How can I automatically run a docker container on/after image build?

I'm new to docker so sorry if I miss something obvious

My plan for the Dockerfile.

  1. Pull tomcat:7.0
  2. Start the server
  3. Download helper files and unzip them.
  4. Download the required war file and rename it to ROOT.war.

I've managed to do this by running these commands manually.

docker run -it --rm -p 8888:8080 tomcat:8.0

Then manually doing the wget's and renaming, although I would like this to all be done in the docker file.

This is what I've managed to do so far.

FROM tomcat:7.0

RUN /bin/bash -c "cd /usr/local/tomcat/webapps"


RUN /bin/bash -c "wget -O files.zip https://***"
RUN /bin/bash -c "unzip files.zip"

RUN /bin/bash -c "rm -r ROOT"
RUN /bin/bash -c "wget -O ROOT.war https://***"

Although I am not sure how to run the docker line from earlier docker run -it --rm -p 8888:8080 tomcat:8.0

I've taken that line from the official Tomcat online here. I noticed they mentioned this Run the default Tomcat server (CMD ["catalina.sh", "run"]): but I have no idea how to implement this.

Upvotes: 4

Views: 12691

Answers (1)

Sobrique
Sobrique

Reputation: 53478

What a Dockerfile does, is create an image not a container.

When you do docker build -t <tagname> . and will see the result (tagged) if you run docker images.

You can then run that image to create a container.

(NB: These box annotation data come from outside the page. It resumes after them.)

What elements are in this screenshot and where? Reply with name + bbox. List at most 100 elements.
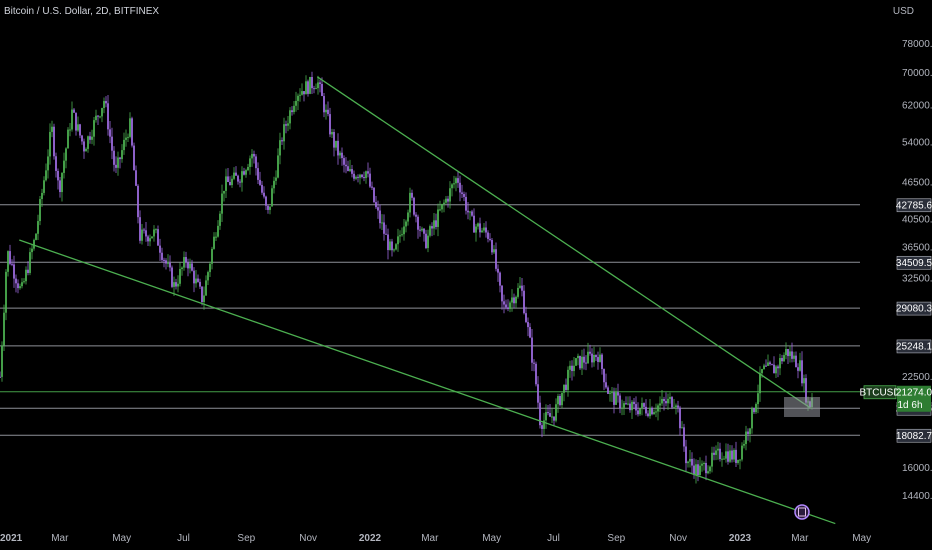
candle-body [773, 364, 775, 374]
candle-body [483, 227, 485, 231]
candle-body [99, 116, 101, 118]
candle-body [657, 405, 659, 412]
candle-body [417, 216, 419, 230]
candle-body [27, 269, 29, 273]
candle-body [129, 118, 131, 137]
level-tag [896, 339, 932, 354]
y-tick-label: 36500.0 [902, 242, 932, 253]
candle-body [395, 244, 397, 250]
candle-body [0, 376, 1, 378]
candle-body [769, 362, 771, 365]
candle-body [615, 392, 617, 405]
candle-body [43, 180, 45, 193]
candle-body [515, 296, 517, 304]
candle-body [419, 229, 421, 231]
candle-body [299, 94, 301, 96]
candle-body [23, 281, 25, 283]
candle-body [225, 176, 227, 191]
candle-body [307, 81, 309, 94]
candle-body [361, 174, 363, 178]
candle-body [191, 263, 193, 271]
candle-body [535, 363, 537, 385]
candle-body [581, 356, 583, 369]
candle-body [511, 297, 513, 303]
candle-body [613, 392, 615, 405]
candle-body [525, 313, 527, 323]
candle-body [5, 271, 7, 313]
candle-body [427, 235, 429, 249]
candle-body [385, 233, 387, 235]
x-tick-label: Jul [547, 533, 560, 544]
candle-body [93, 120, 95, 137]
candle-body [231, 178, 233, 186]
candle-body [485, 227, 487, 233]
candle-body [435, 220, 437, 227]
y-tick-label: 70000.0 [902, 68, 932, 79]
candle-body [183, 257, 185, 268]
candle-body [391, 241, 393, 251]
candle-body [37, 221, 39, 234]
candle-body [39, 199, 41, 222]
y-tick-label: 40500.0 [902, 214, 932, 225]
candle-body [645, 406, 647, 414]
candle-body [119, 157, 121, 160]
candle-body [169, 262, 171, 268]
candle-body [597, 357, 599, 362]
candle-body [175, 282, 177, 287]
candle-body [439, 209, 441, 211]
candle-body [531, 337, 533, 363]
y-tick-label: 62000.0 [902, 100, 932, 111]
candle-body [261, 184, 263, 193]
candle-body [623, 403, 625, 408]
candle-body [783, 355, 785, 362]
candle-body [451, 184, 453, 189]
candle-body [107, 103, 109, 130]
candle-body [479, 223, 481, 233]
candle-body [679, 407, 681, 429]
x-tick-label: May [112, 533, 131, 544]
x-tick-label: May [482, 533, 501, 544]
candle-body [109, 129, 111, 137]
candle-body [573, 365, 575, 372]
level-tag [896, 301, 932, 316]
candle-body [629, 403, 631, 411]
candle-body [59, 180, 61, 193]
candle-body [635, 404, 637, 411]
candle-body [717, 448, 719, 451]
candle-body [587, 351, 589, 364]
candle-body [421, 228, 423, 231]
candle-body [329, 114, 331, 135]
candle-body [163, 259, 165, 261]
candle-body [663, 398, 665, 402]
candle-body [567, 369, 569, 390]
candle-body [609, 392, 611, 394]
candle-body [685, 446, 687, 464]
level-label: 18082.7 [896, 431, 932, 442]
candle-body [141, 229, 143, 241]
candle-body [649, 407, 651, 417]
candle-body [103, 101, 105, 109]
candle-body [595, 354, 597, 358]
candles [0, 71, 813, 484]
candle-body [693, 465, 695, 476]
candle-body [353, 173, 355, 179]
candle-body [561, 392, 563, 406]
candle-body [81, 135, 83, 142]
candle-body [745, 431, 747, 444]
candle-body [375, 202, 377, 208]
candle-body [85, 148, 87, 152]
candle-body [753, 408, 755, 413]
candle-body [111, 136, 113, 151]
candle-body [737, 459, 739, 463]
candle-body [17, 283, 19, 289]
candle-body [577, 355, 579, 359]
candle-body [381, 222, 383, 224]
candle-body [747, 431, 749, 435]
candle-body [145, 230, 147, 237]
candle-body [627, 403, 629, 405]
candle-body [803, 378, 805, 384]
candle-body [495, 249, 497, 269]
candle-body [173, 282, 175, 287]
candle-body [165, 260, 167, 264]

You can also specify a CMD to run (by default) in the Dockerfile. That would be (I think)

CMD [ "catalina.sh", "run" ] 

So:

docker build -t my_tomcat_app .
docker run -d -p 8888:8080 --name my_tomcat_container my_tomcat_app

This will create a container from your image, and run whatever the CMD said. You can poke around inside it with docker exec

docker exec -it my_tomcat_container bash

But it'll stay running (because of the -d flag) and show up in docker ps.